Que peut encore apprendre l'IA de l'expert financier?
“Dans certains domaines, l’IA remplacera complètement l’humain. Les départements financiers, par exemple, recourront de plus en plus à des agents d’IA pour automatiser leurs tâches répétitives, telles que la facturation, la gestion des flux de trésorerie et la création de rapports financiers. Ces agents fonctionnent comme des assistants intelligents, traitant les données et fournissant des informations proactives en détectant des schémas et des anomalies.”
“Dans des applications plus avancées, l’IA peut agir comme un outil d’aide à la décision en soutenant les gestionnaires financiers dans des décisions stratégiques: analyses d’investissement, gestion des risques, etc. Grâce au traitement des données en temps réel et à la simulation de scénarios complexes, l’IA offre des perspectives que les analystes humains ne pourraient fournir dans le même délai. En revanche, pour les questions stratégiques et la planification à long terme, l’intervention humaine reste essentielle. Les décisions stratégiques nécessitent une combinaison de réflexion à long terme, de considérations éthiques et d’intuition – des qualités dans lesquelles l’humain excelle toujours.”

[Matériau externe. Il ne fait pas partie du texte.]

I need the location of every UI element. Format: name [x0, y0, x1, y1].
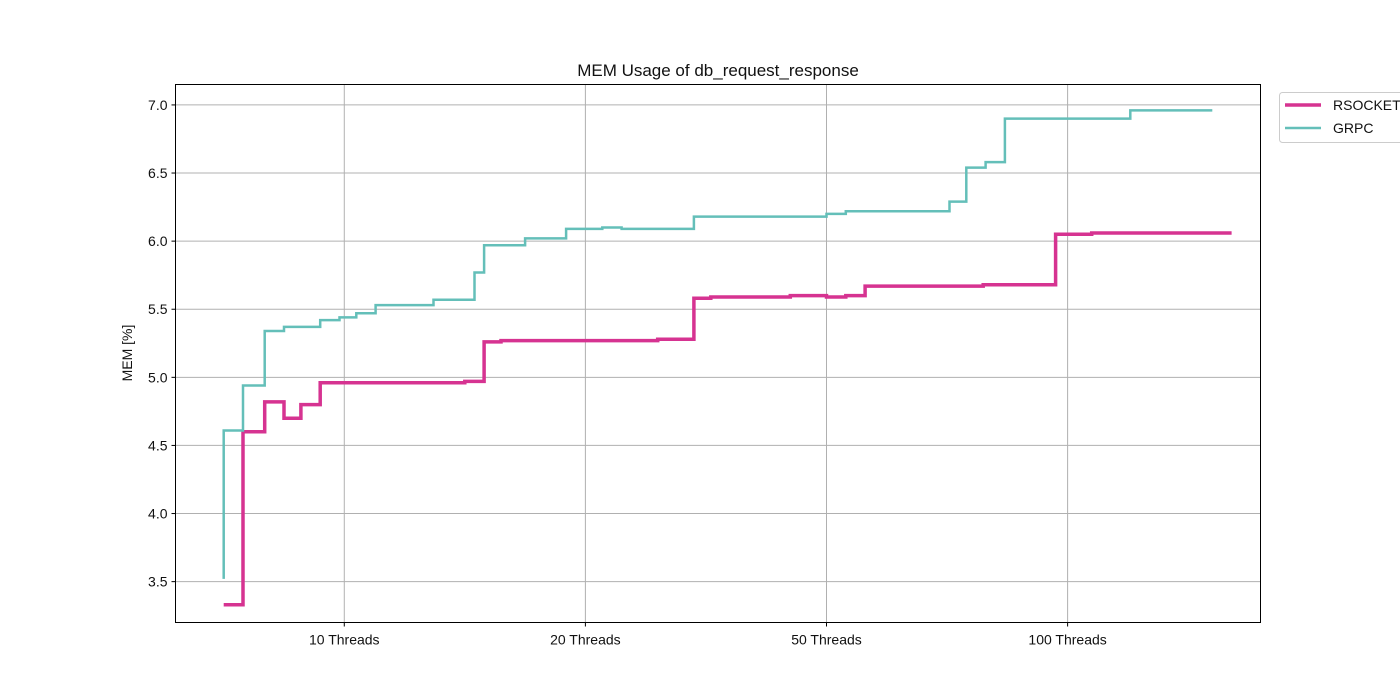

“Les CFO et autres décideurs financiers ne doivent pas craindre l’IA, mais l’adopter et la guider. En intégrant activement l’IA dans leurs processus et stratégies, ils peuvent à la fois en améliorer l’efficacité et découvrir de nouvelles perspectives. La force réside dans l’utilisation de l’IA comme un partenaire qui ajoute rapidité et précision aux qualités humaines que sont la réflexion stratégique, l’expertise financière et l’empathie. En alignant l’IA sur les objectifs de l’entreprise, les CFO peuvent jouer un rôle de premier plan dans la maximisation des avantages de cette technologie.”